Eric looked doubtful while they rushed around the corner to the stationery store (about to close its doors) and bought a paper to see what was showing. They were out of sync with the local theater’s starting times, but Nina figured out they could go to midtown, grab a bite, and get into a nine o’clock show of a movie they both wanted to see. “Let’s go,” she said, excited, pulling Eric’s large, thick warm hand to get him to the corner.

He hung back, his weight a dragging anchor. “I don’t think we should,” he said, after almost toppling them both.

“Why not?”

“Shouldn’t we stay close by?”

“It’s ten minutes by cab.”

“Should we be in a theater? We can’t call—”

“Sure we can! Eric, he’s with your parents.”

“Some recommendation. Look what they did to me.”

“What did they do to you?” Nina demanded. She thought his mother and father odd, but mostly in a good way, protective, concerned, loving.

“Made me a nervous wreck about my son.”

“Eric, I don’t want to spend our first night out in three months in the lobby of our building.”

“Okay, but.” He sighed. Eric turned his back to her and looked downtown. The World Trade towers could be seen standing alone in the distance, two fat boxes of dotted lights. “Let’s just have dinner. I don’t want to rush uptown.”

“We have plenty of time,” she argued, but with a hopeless feeling. For a moment, among the other partygoers, she had felt young, abrupt, unscheduled.

“We can go to that new restaurant in SoHo.”

“We’ll never get in.”

“Come on,” he said, his big hand pulling her in tow.

She thought: we’ll end up eating crummy bar food, Eric’ll talk about Luke and the market, he’ll say we should get home early to make love, we will, his parents will stay for an hour raving over Luke, Eric will enter me and push in and out tediously until I come, and he’ll come, itching to get out of bed to watch his tapes of the business show, to read his research, fiddle with his numbers, and start that late-night mumble, the chant of dreams—“Low earnings multiple, half book value, possible takeover.”

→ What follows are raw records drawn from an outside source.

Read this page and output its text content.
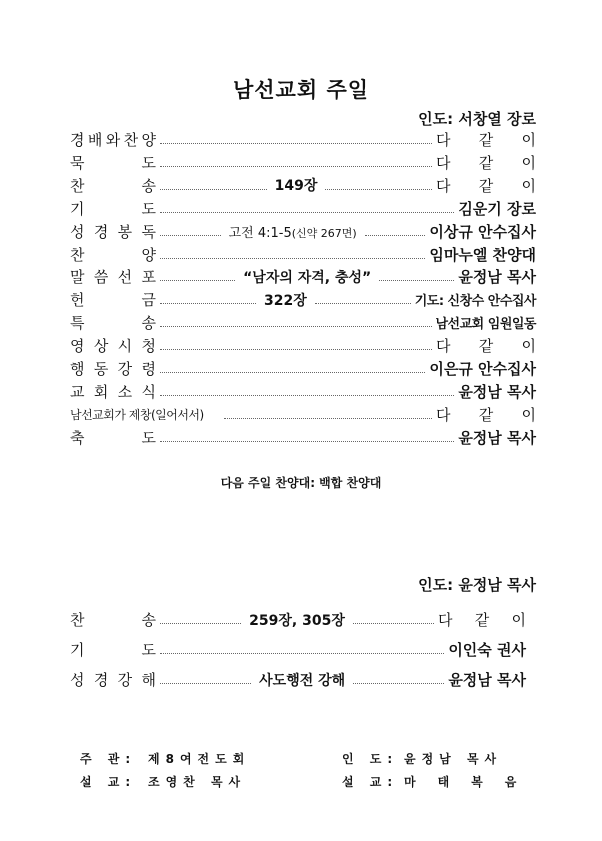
남선교회 주일
인도: 서창열 장로
경 배 와 찬 양	다 같 이
묵	도	다 같 이
찬	송	149장	다 같 이
기	도	김운기 장로
성 경 봉 독	고전 4:1-5(신약 267면)	이상규 안수집사
찬	양	임마누엘 찬양대
말 씀 선 포	“남자의 자격, 충성”	윤정남 목사
헌	금	322장	기도: 신창수 안수집사
특	송	남선교회 임원일동
영 상 시 청	다 같 이
행 동 강 령	이은규 안수집사
교 회 소 식	윤정남 목사
남선교회가 제창(일어서서)	다 같 이
축	도	윤정남 목사
다음 주일 찬양대: 백합 찬양대
인도: 윤정남 목사
찬	송	259장, 305장	다 같 이
기	도	이인숙 권사
성 경 강 해	사도행전 강해	윤정남 목사
주 관: 제8여전도회	인 도: 윤정남 목사
설 교: 조영찬 목사	설 교: 마태복음
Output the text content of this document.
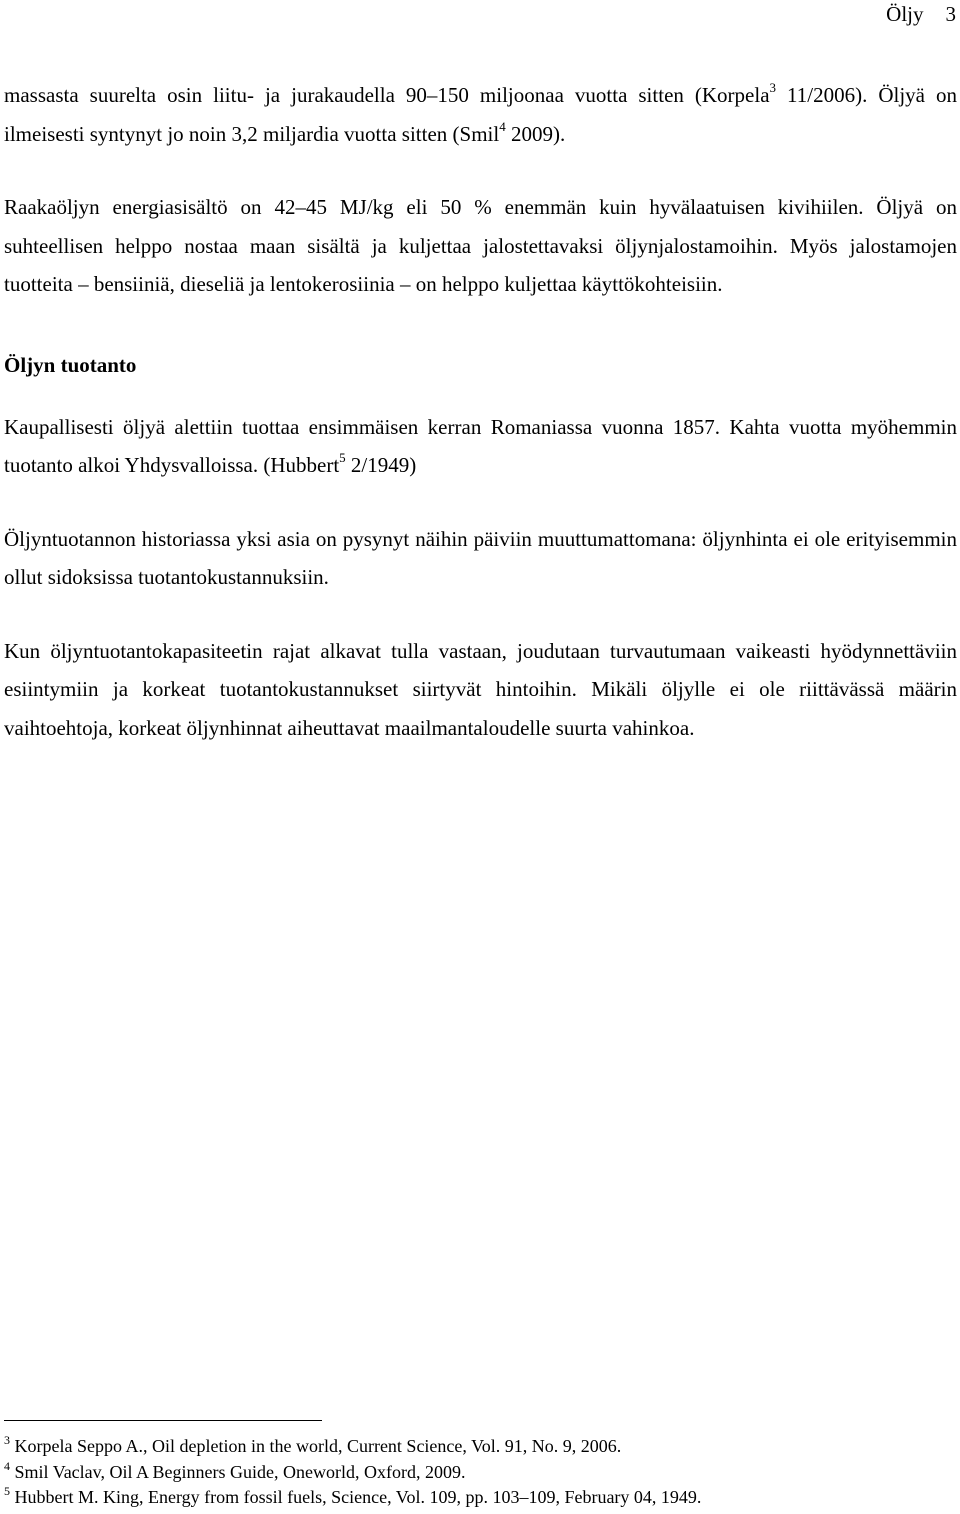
Öljy 3

massasta suurelta osin liitu- ja jurakaudella 90–150 miljoonaa vuotta sitten (Korpela$^3$ 11/2006). Öljyä on ilmeisesti syntynyt jo noin 3,2 miljardia vuotta sitten (Smil$^4$ 2009).

Raakaöljyn energiasisältö on 42–45 MJ/kg eli 50 % enemmän kuin hyvälaatuisen kivihiilen. Öljyä on suhteellisen helppo nostaa maan sisältä ja kuljettaa jalostettavaksi öljynjalostamoihin. Myös jalostamojen tuotteita – bensiiniä, dieseliä ja lentokerosiinia – on helppo kuljettaa käyttökohteisiin.

Öljyn tuotanto

Kaupallisesti öljyä alettiin tuottaa ensimmäisen kerran Romaniassa vuonna 1857. Kahta vuotta myöhemmin tuotanto alkoi Yhdysvalloissa. (Hubbert$^5$ 2/1949)

Öljyntuotannon historiassa yksi asia on pysynyt näihin päiviin muuttumattomana: öljynhinta ei ole erityisemmin ollut sidoksissa tuotantokustannuksiin.

Kun öljyntuotantokapasiteetin rajat alkavat tulla vastaan, joudutaan turvautumaan vaikeasti hyödynnettäviin esiintymiin ja korkeat tuotantokustannukset siirtyvät hintoihin. Mikäli öljylle ei ole riittävässä määrin vaihtoehtoja, korkeat öljynhinnat aiheuttavat maailmantaloudelle suurta vahinkoa.

$^3$ Korpela Seppo A., Oil depletion in the world, Current Science, Vol. 91, No. 9, 2006.
$^4$ Smil Vaclav, Oil A Beginners Guide, Oneworld, Oxford, 2009.
$^5$ Hubbert M. King, Energy from fossil fuels, Science, Vol. 109, pp. 103–109, February 04, 1949.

Try to be cheerful, she ordered herself.

Nina tried. She put her arm through Eric’s, she talked about going back to school, she walked among the others, the ones with real parties to go to, trooping down Broadway past the winking, leering lights, and pretended it would go differently.

But it didn’t.

THE WOMAN came down, her round face came down, a balloon floating right into Byron’s eyes. “Hello, Byron. My name is Tracy. We’re going to go in here and play some games. Your mommy’ll wait for you out here.”

“Okay.” Big boy Byron, big feet forward! He marched on the shiny floor. Foot slaps.

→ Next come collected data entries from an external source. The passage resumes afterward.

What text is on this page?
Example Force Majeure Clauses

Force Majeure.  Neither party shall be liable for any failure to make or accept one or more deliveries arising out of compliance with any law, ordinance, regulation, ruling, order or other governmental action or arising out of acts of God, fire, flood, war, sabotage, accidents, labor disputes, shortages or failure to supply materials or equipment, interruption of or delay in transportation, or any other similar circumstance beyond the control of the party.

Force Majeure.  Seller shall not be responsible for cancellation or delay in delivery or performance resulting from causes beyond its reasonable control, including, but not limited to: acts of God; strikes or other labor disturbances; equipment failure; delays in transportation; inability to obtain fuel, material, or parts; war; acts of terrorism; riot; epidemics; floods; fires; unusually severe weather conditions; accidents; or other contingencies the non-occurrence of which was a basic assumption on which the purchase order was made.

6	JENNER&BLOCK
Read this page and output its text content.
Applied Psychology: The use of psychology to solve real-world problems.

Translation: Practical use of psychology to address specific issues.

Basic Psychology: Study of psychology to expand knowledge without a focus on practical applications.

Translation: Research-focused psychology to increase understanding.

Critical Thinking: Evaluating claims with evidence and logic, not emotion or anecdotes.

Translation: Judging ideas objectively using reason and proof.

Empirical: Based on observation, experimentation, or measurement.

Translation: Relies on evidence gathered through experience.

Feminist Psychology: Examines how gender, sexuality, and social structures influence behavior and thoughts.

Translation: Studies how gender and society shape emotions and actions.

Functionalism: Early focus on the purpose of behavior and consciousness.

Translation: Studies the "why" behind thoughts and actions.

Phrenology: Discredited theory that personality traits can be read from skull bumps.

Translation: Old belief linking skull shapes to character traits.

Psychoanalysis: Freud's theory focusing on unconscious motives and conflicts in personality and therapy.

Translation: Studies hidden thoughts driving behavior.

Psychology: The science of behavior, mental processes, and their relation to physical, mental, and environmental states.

The room was big. There were white hot dog lights way up. Like the big tunnel. Big tunnel to Grandma.

“How many eyes do you have, Byron?”

Big balloon head. One. Two. “Two. Like you.”

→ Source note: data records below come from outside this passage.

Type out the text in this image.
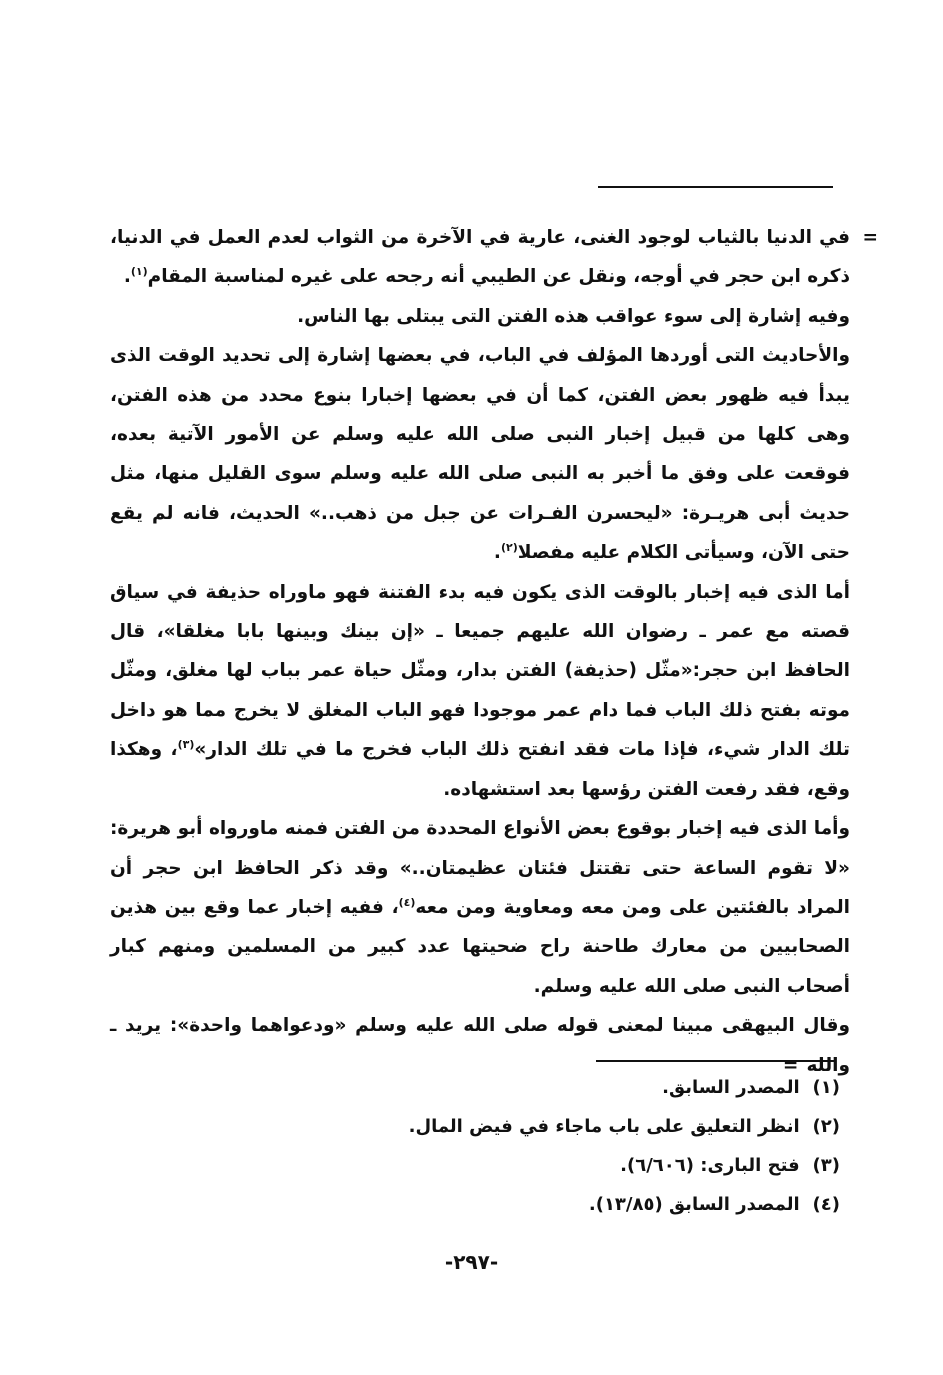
=
في الدنيا بالثياب لوجود الغنى، عارية في الآخرة من الثواب لعدم العمل في الدنيا، ذكره ابن حجر في أوجه، ونقل عن الطيبي أنه رجحه على غيره لمناسبة المقام$^{(١)}$.

وفيه إشارة إلى سوء عواقب هذه الفتن التى يبتلى بها الناس.

والأحاديث التى أوردها المؤلف في الباب، في بعضها إشارة إلى تحديد الوقت الذى يبدأ فيه ظهور بعض الفتن، كما أن في بعضها إخبارا بنوع محدد من هذه الفتن، وهى كلها من قبيل إخبار النبى صلى الله عليه وسلم عن الأمور الآتية بعده، فوقعت على وفق ما أخبر به النبى صلى الله عليه وسلم سوى القليل منها، مثل حديث أبى هريـرة: «ليحسرن الفـرات عن جبل من ذهب..» الحديث، فانه لم يقع حتى الآن، وسيأتى الكلام عليه مفصلا$^{(٢)}$.

أما الذى فيه إخبار بالوقت الذى يكون فيه بدء الفتنة فهو ماوراه حذيفة في سياق قصته مع عمر ـ رضوان الله عليهم جميعا ـ «إن بينك وبينها بابا مغلقا»، قال الحافظ ابن حجر:«مثّل (حذيفة) الفتن بدار، ومثّل حياة عمر بباب لها مغلق، ومثّل موته بفتح ذلك الباب فما دام عمر موجودا فهو الباب المغلق لا يخرج مما هو داخل تلك الدار شيء، فإذا مات فقد انفتح ذلك الباب فخرج ما في تلك الدار»$^{(٣)}$، وهكذا وقع، فقد رفعت الفتن رؤسها بعد استشهاده.

وأما الذى فيه إخبار بوقوع بعض الأنواع المحددة من الفتن فمنه ماورواه أبو هريرة: «لا تقوم الساعة حتى تقتتل فئتان عظيمتان..» وقد ذكر الحافظ ابن حجر أن المراد بالفئتين على ومن معه ومعاوية ومن معه$^{(٤)}$، ففيه إخبار عما وقع بين هذين الصحابيين من معارك طاحنة راح ضحيتها عدد كبير من المسلمين ومنهم كبار أصحاب النبى صلى الله عليه وسلم.

وقال البيهقى مبينا لمعنى قوله صلى الله عليه وسلم «ودعواهما واحدة»: يريد ـ والله=

(١) المصدر السابق.

(٢) انظر التعليق على باب ماجاء في فيض المال.

(٣) فتح البارى: (٦/٦٠٦).

(٤) المصدر السابق (١٣/٨٥).

-٢٩٧-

Smile. “How many ears do you have?”

“No ears,” Byron said. Cups on ears, his hands covered them. The hair tickled inside.

Bigger smile. “How many ears do you have?”

Dance, big boy. Tunnel sound. His hands were glue, his head a teacup. See my handle, see my spout. “No ears! No ears!”

“Sure you do, Byron. How many?”

Dance! He spun and spun and spun, covered ears, covered hair, hands stuck. “Can’t hear! No ears, no hears, no ears. No hair! Don’t have hair!”